Backlash Against U.S. Marine Deployment in Yemen
The U.S. dispatched an emergency team of Marines to help secure the U.S. Embassy in Sana’a over the weekend, despite a statement by the Yemeni parliament that rejected “any foreign forces in Yemen, be it small or big forces, …for any reason.” Yemeni President Abd-Rabbu Mansour Hadi ultimately relented and allowed U.S. Marines to enter the country “for a limited amount of time,” but local reaction to the increased U.S. presence in Yemen was overwhelmingly negative. Journalist Nasser Arrabyee noted that the “majority of Yemenis on Facebook and Twitter said allowing American forces in Yemen would only increase al-Qaeda terrorists.” U.S. officials put the number of “rapid-response” troops at 50, but Yemeni sources claimed that more than 200 Marines had arrived in Sana’a since the protests there last week.
Anti-American sentiment was again on display on September 17, when the al-Houthi tribal delegation reportedly walked out of a National Dialogue meeting as American Ambassador to Yemen Gerald M. Feierstein entered the room.
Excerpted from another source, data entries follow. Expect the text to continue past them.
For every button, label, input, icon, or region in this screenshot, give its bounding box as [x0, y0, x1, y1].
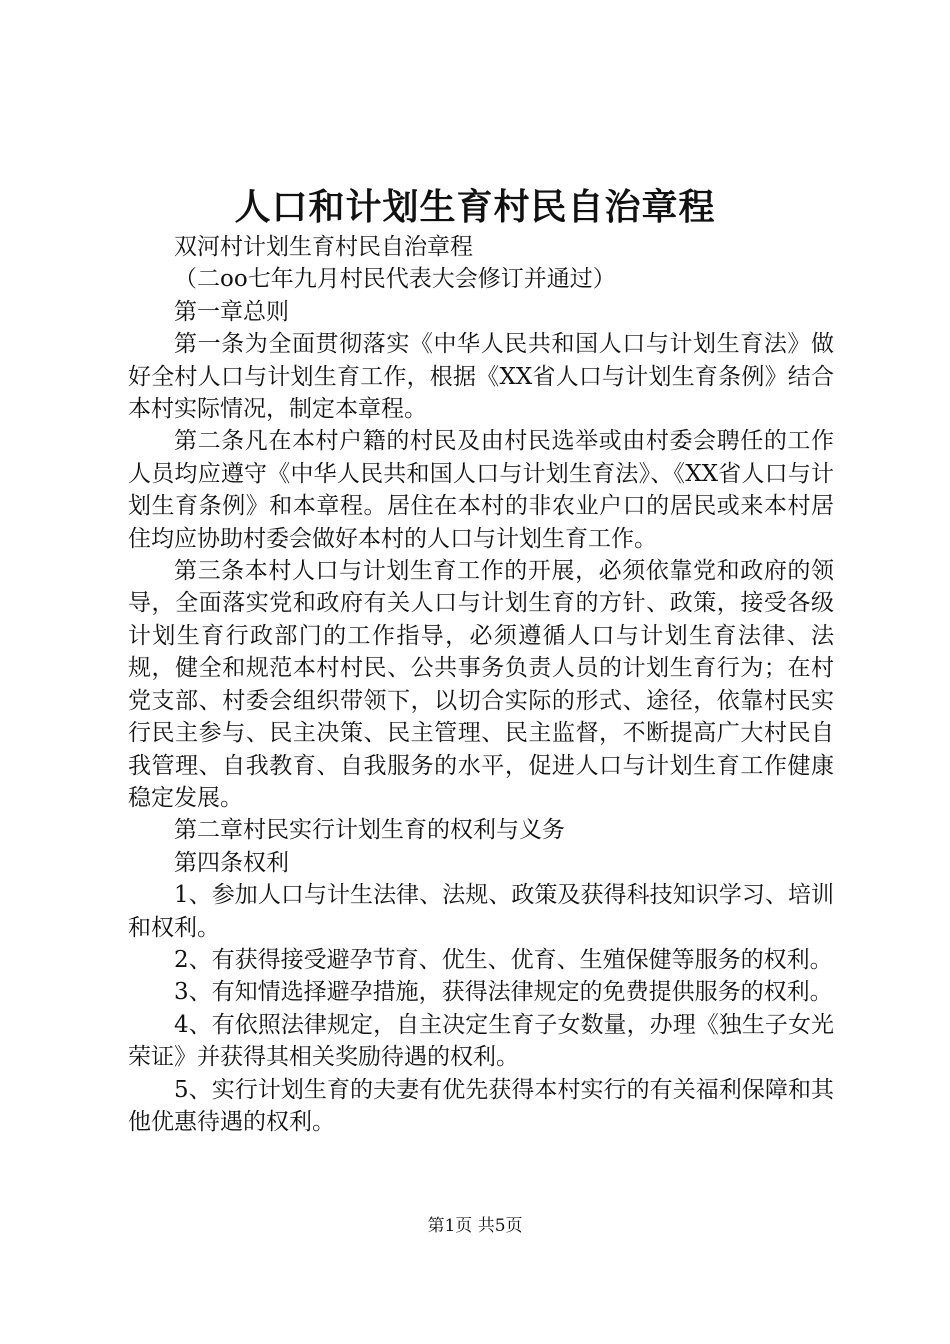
paragraph: 3、有知情选择避孕措施，获得法律规定的免费提供服务的权利。	[174, 979, 833, 1006]
paragraph: 第一章总则	[174, 298, 289, 325]
paragraph: 4、有依照法律规定，自主决定生育子女数量，办理《独生子女光荣证》并获得其相关奖励待遇的权利。	[128, 1011, 834, 1071]
document-body	[128, 231, 834, 1138]
page-footer: 第1页 共5页	[427, 1216, 523, 1236]
paragraph: 双河村计划生育村民自治章程	[174, 234, 473, 260]
paragraph: 5、实行计划生育的夫妻有优先获得本村实行的有关福利保障和其他优惠待遇的权利。	[128, 1076, 834, 1135]
paragraph: 2、有获得接受避孕节育、优生、优育、生殖保健等服务的权利。	[174, 946, 833, 973]
paragraph: 1、参加人口与计生法律、法规、政策及获得科技知识学习、培训和权利。	[128, 882, 834, 941]
paragraph: （二oo七年九月村民代表大会修订并通过）	[174, 266, 616, 293]
paragraph: 第三条本村人口与计划生育工作的开展，必须依靠党和政府的领导，全面落实党和政府有关人口与计划生育的方针、政策，接受各级计划生育行政部门的工作指导，必须遵循人口与计划生育法律、法规，健全和规范本村村民、公共事务负责人员的计划生育行为；在村党支部、村委会组织带领下，以切合实际的形式、途径，依靠村民实行民主参与、民主决策、民主管理、民主监督，不断提高广大村民自我管理、自我教育、自我服务的水平，促进人口与计划生育工作健康稳定发展。	[128, 558, 834, 811]
paragraph: 第一条为全面贯彻落实《中华人民共和国人口与计划生育法》做好全村人口与计划生育工作，根据《XX省人口与计划生育条例》结合本村实际情况，制定本章程。	[128, 331, 834, 423]
paragraph: 第四条权利	[174, 849, 289, 876]
paragraph: 第二章村民实行计划生育的权利与义务	[174, 817, 565, 844]
paragraph: 第二条凡在本村户籍的村民及由村民选举或由村委会聘任的工作人员均应遵守《中华人民共和国人口与计划生育法》、《XX省人口与计划生育条例》和本章程。居住在本村的非农业户口的居民或来本村居住均应协助村委会做好本村的人口与计划生育工作。	[128, 428, 834, 552]
document-title: 人口和计划生育村民自治章程	[234, 187, 716, 228]
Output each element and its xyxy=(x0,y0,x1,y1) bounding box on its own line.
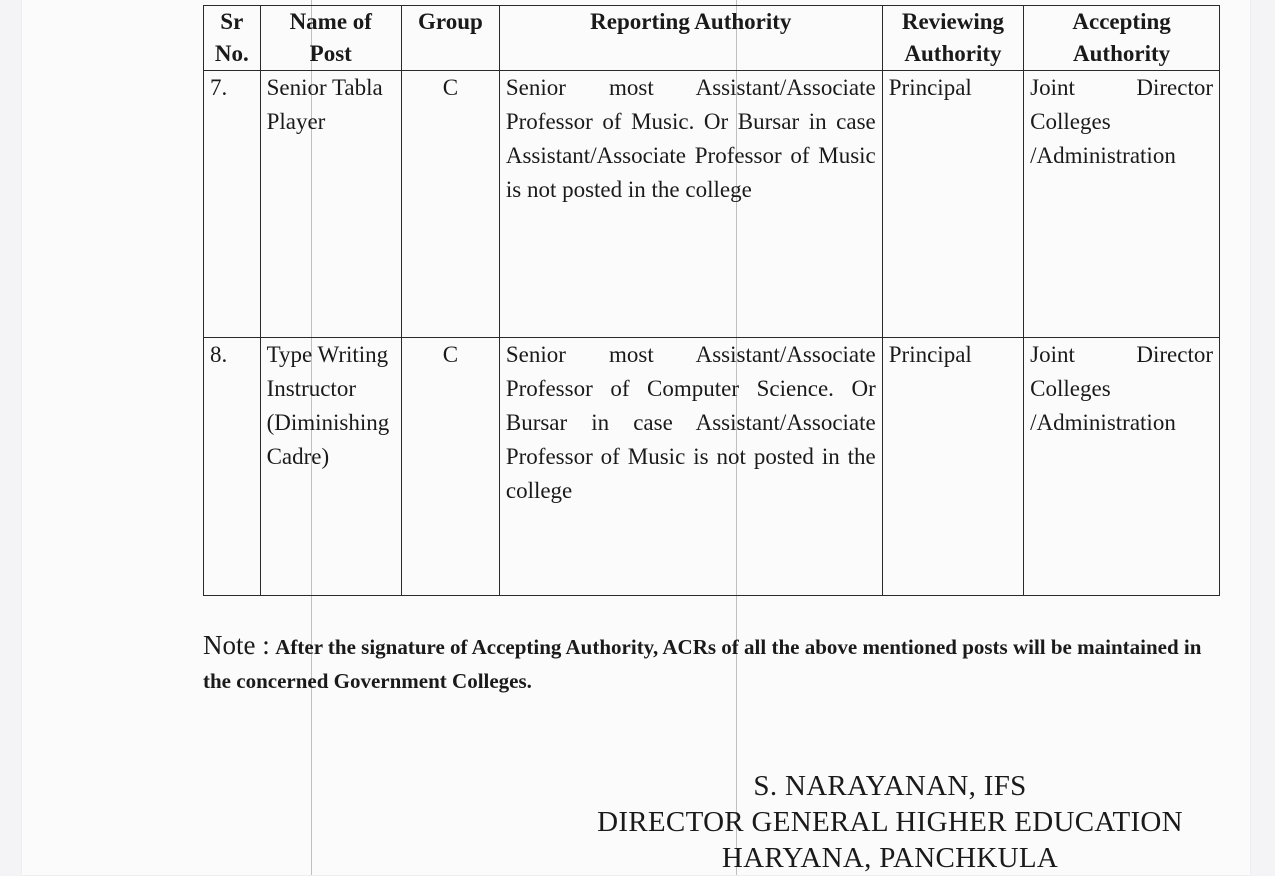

Feierstein has been a lightning-rod for criticism in Yemen as U.S. drone strikes increased over the past year, and he was again singled out by angry protesters at the U.S. Embassy last Thursday. Thirteen protesters have been detained by the Yemeni Interior Ministry in relation to that incident, but Ali al-Kamaly, a Yemeni youth activist said that the embassy protests were just the beginning. “The [anti-Islam] movie was just the drop that inundated the beaker…peoples’ beliefs, rights and lives are the true redline,” he said.